Thanks to the Rona, I have only had the joy of performing this song in my apartment on Instagram Live. I can’t wait to play it in person for people. It’s a killer live track, with a message; Quit worrying about temporary shit. Your brain chemistry is tricking you into almost everything you do that’s self-destructive. There is always a way out of a shitty situation if you can get over your fears.
My day job is also in the music industry, so I was double boned. It’s been great for songwriting and creating, but I may have forgotten how to be social. There’s a lot up in the air, but no matter what happens, it’s not like we’re not all going to die eventually, anyways, so make the most out of what you can. Still, we’re missing out on some things. I miss giving out sad handies behind the Wal-Mart in exchange for a 6’er of Hamms and half a pack of Pall-Malls.

Yes, my tastes are changing, but I have and will always hate ketchup. Every moment is an opportunity to not eat ketchup, and you should capitalize on that by doing anything else you set your mind to. Musically, my tastes have evolved a ton over the years, but I still love the things I loved a decade ago. Interestingly enough, the older I get, the more I appreciate older music.
In this world, there is a struggle between the individual and the collective.

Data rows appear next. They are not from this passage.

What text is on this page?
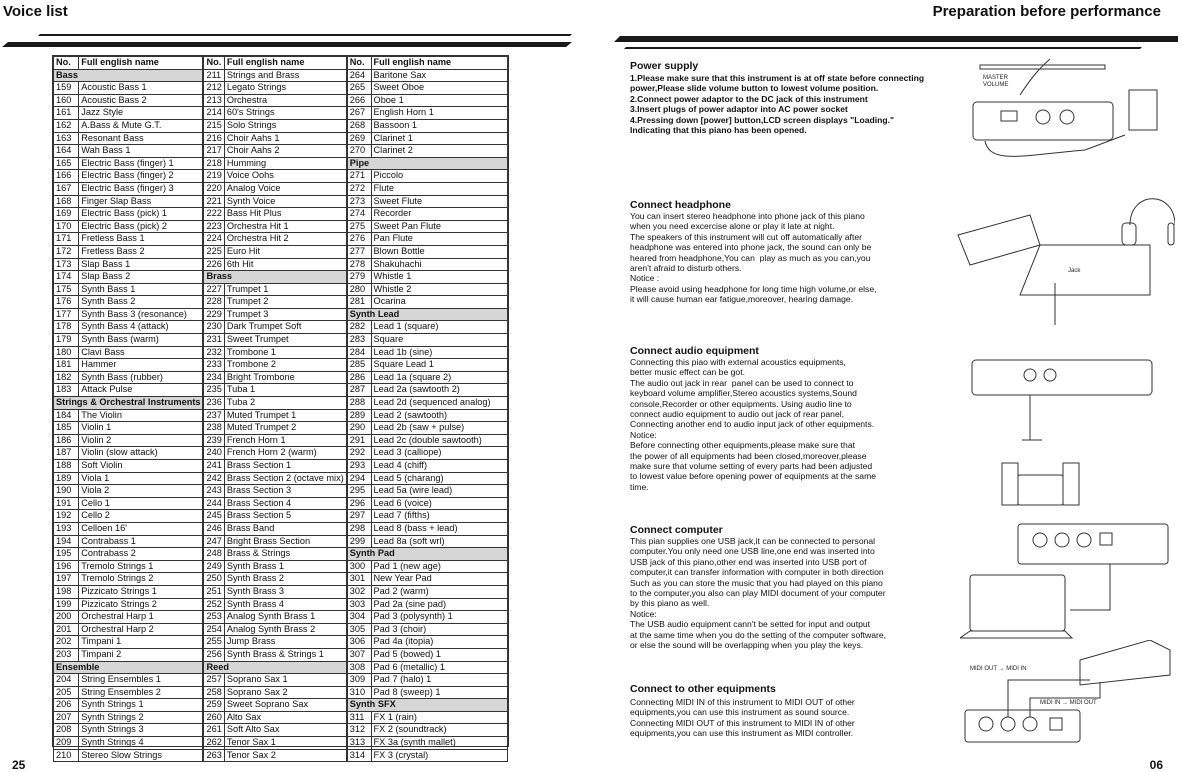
Voice list
No.	Full english name
Bass	
159	Acoustic Bass 1
160	Acoustic Bass 2
161	Jazz Style
162	A.Bass & Mute G.T.
163	Resonant Bass
164	Wah Bass 1
165	Electric Bass (finger) 1
166	Electric Bass (finger) 2
167	Electric Bass (finger) 3
168	Finger Slap Bass
169	Electric Bass (pick) 1
170	Electric Bass (pick) 2
171	Fretless Bass 1
172	Fretless Bass 2
173	Slap Bass 1
174	Slap Bass 2
175	Synth Bass 1
176	Synth Bass 2
177	Synth Bass 3 (resonance)
178	Synth Bass 4 (attack)
179	Synth Bass (warm)
180	Clavi Bass
181	Hammer
182	Synth Bass (rubber)
183	Attack Pulse
Strings & Orchestral Instruments	
184	The Violin
185	Violin 1
186	Violin 2
187	Violin (slow attack)
188	Soft Violin
189	Viola 1
190	Viola 2
191	Cello 1
192	Cello 2
193	Celloen 16'
194	Contrabass 1
195	Contrabass 2
196	Tremolo Strings 1
197	Tremolo Strings 2
198	Pizzicato Strings 1
199	Pizzicato Strings 2
200	Orchestral Harp 1
201	Orchestral Harp 2
202	Timpani 1
203	Timpani 2
Ensemble	
204	String Ensembles 1
205	String Ensembles 2
206	Synth Strings 1
207	Synth Strings 2
208	Synth Strings 3
209	Synth Strings 4
210	Stereo Slow Strings
No.	Full english name
211	Strings and Brass
212	Legato Strings
213	Orchestra
214	60's Strings
215	Solo Strings
216	Choir Aahs 1
217	Choir Aahs 2
218	Humming
219	Voice Oohs
220	Analog Voice
221	Synth Voice
222	Bass Hit Plus
223	Orchestra Hit 1
224	Orchestra Hit 2
225	Euro Hit
226	6th Hit
Brass	
227	Trumpet 1
228	Trumpet 2
229	Trumpet 3
230	Dark Trumpet Soft
231	Sweet Trumpet
232	Trombone 1
233	Trombone 2
234	Bright Trombone
235	Tuba 1
236	Tuba 2
237	Muted Trumpet 1
238	Muted Trumpet 2
239	French Horn 1
240	French Horn 2 (warm)
241	Brass Section 1
242	Brass Section 2 (octave mix)
243	Brass Section 3
244	Brass Section 4
245	Brass Section 5
246	Brass Band
247	Bright Brass Section
248	Brass & Strings
249	Synth Brass 1
250	Synth Brass 2
251	Synth Brass 3
252	Synth Brass 4
253	Analog Synth Brass 1
254	Analog Synth Brass 2
255	Jump Brass
256	Synth Brass & Strings 1
Reed	
257	Soprano Sax 1
258	Soprano Sax 2
259	Sweet Soprano Sax
260	Alto Sax
261	Soft Alto Sax
262	Tenor Sax 1
263	Tenor Sax 2
No.	Full english name
264	Baritone Sax
265	Sweet Oboe
266	Oboe 1
267	English Horn 1
268	Bassoon 1
269	Clarinet 1
270	Clarinet 2
Pipe	
271	Piccolo
272	Flute
273	Sweet Flute
274	Recorder
275	Sweet Pan Flute
276	Pan Flute
277	Blown Bottle
278	Shakuhachi
279	Whistle 1
280	Whistle 2
281	Ocarina
Synth Lead	
282	Lead 1 (square)
283	Square
284	Lead 1b (sine)
285	Square Lead 1
286	Lead 1a (square 2)
287	Lead 2a (sawtooth 2)
288	Lead 2d (sequenced analog)
289	Lead 2 (sawtooth)
290	Lead 2b (saw + pulse)
291	Lead 2c (double sawtooth)
292	Lead 3 (calliope)
293	Lead 4 (chiff)
294	Lead 5 (charang)
295	Lead 5a (wire lead)
296	Lead 6 (voice)
297	Lead 7 (fifths)
298	Lead 8 (bass + lead)
299	Lead 8a (soft wrl)
Synth Pad	
300	Pad 1 (new age)
301	New Year Pad
302	Pad 2 (warm)
303	Pad 2a (sine pad)
304	Pad 3 (polysynth) 1
305	Pad 3 (choir)
306	Pad 4a (itopia)
307	Pad 5 (bowed) 1
308	Pad 6 (metallic) 1
309	Pad 7 (halo) 1
310	Pad 8 (sweep) 1
Synth SFX	
311	FX 1 (rain)
312	FX 2 (soundtrack)
313	FX 3a (synth mallet)
314	FX 3 (crystal)
25
Preparation before performance
Power supply
1.Please make sure that this instrument is at off state before connecting
power,Please slide volume button to lowest volume position.
2.Connect power adaptor to the DC jack of this instrument
3.Insert plugs of power adaptor into AC power socket
4.Pressing down [power] button,LCD screen displays "Loading."
Indicating that this piano has been opened.
Connect headphone
You can insert stereo headphone into phone jack of this piano
when you need excercise alone or play it late at night.
The speakers of this instrument will cut off automatically after
headphone was entered into phone jack, the sound can only be
heared from headphone,You can  play as much as you can,you
aren't afraid to disturb others.
Notice :
Please avoid using headphone for long time high volume,or else,
it will cause human ear fatigue,moreover, hearing damage.
Connect audio equipment
Connecting this piao with external acoustics equipments,
better music effect can be got.
The audio out jack in rear  panel can be used to connect to
keyboard volume amplifier,Stereo acoustics systems,Sound
console,Recorder or other equipments. Using audio line to
connect audio equipment to audio out jack of rear panel,
Connecting another end to audio input jack of other equipments.
Notice:
Before connecting other equipments,please make sure that
the power of all equipments had been closed,moreover,please
make sure that volume setting of every parts had been adjusted
to lowest value before opening power of equipments at the same
time.
Connect computer
This pian supplies one USB jack,it can be connected to personal
computer.You only need one USB line,one end was inserted into
USB jack of this piano,other end was inserted into USB port of
computer,it can transfer information with computer in both direction
Such as you can store the music that you had played on this piano
to the computer,you also can play MIDI document of your computer
by this piano as well.
Notice:
The USB audio equipment cann't be setted for input and output
at the same time when you do the setting of the computer software,
or else the sound will be overlapping when you play the keys.
Connect to other equipments
Connecting MIDI IN of this instrument to MIDI OUT of other
equipments,you can use this instrument as sound source.
Connecting MIDI OUT of this instrument to MIDI IN of other
equipments,you can use this instrument as MIDI controller.
06
MASTER
VOLUME
Jack
MIDI OUT → MIDI IN
MIDI IN → MIDI OUT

Artists and innovators marching to the beat of their own drum doesn’t always jive with everybody, and it doesn’t have to. Be yourself, and don’t apologize for being who you are, unless you’re a kid diddler or murderer or the kind of person who doesn’t return the shopping cart at the grocery store or the person who’s greatest accomplishment in life is the geographic location where their parents condom broke and thinks that anyone born anywhere else doesn’t deserve the rights that they do. Those people should apologize for being who they are, even if it’s the fault of how they were socialized.
Then again, I too want to be loved. It’s a big deal to everyone, but you can’t force it, and you can’t worry about the haters as the kids say these days. If you are authentic, not everyone is going to be into what you’re about, and that’s ok. Focus on the people who are.
I have not seen the ending first hand, but I’ve read enough history to know how it ends. There’s really only a handful of stories to tell, the details and characters change but the story is the same, in fiction and nonfiction, and the night of long knives is approaching if something doesn’t give.”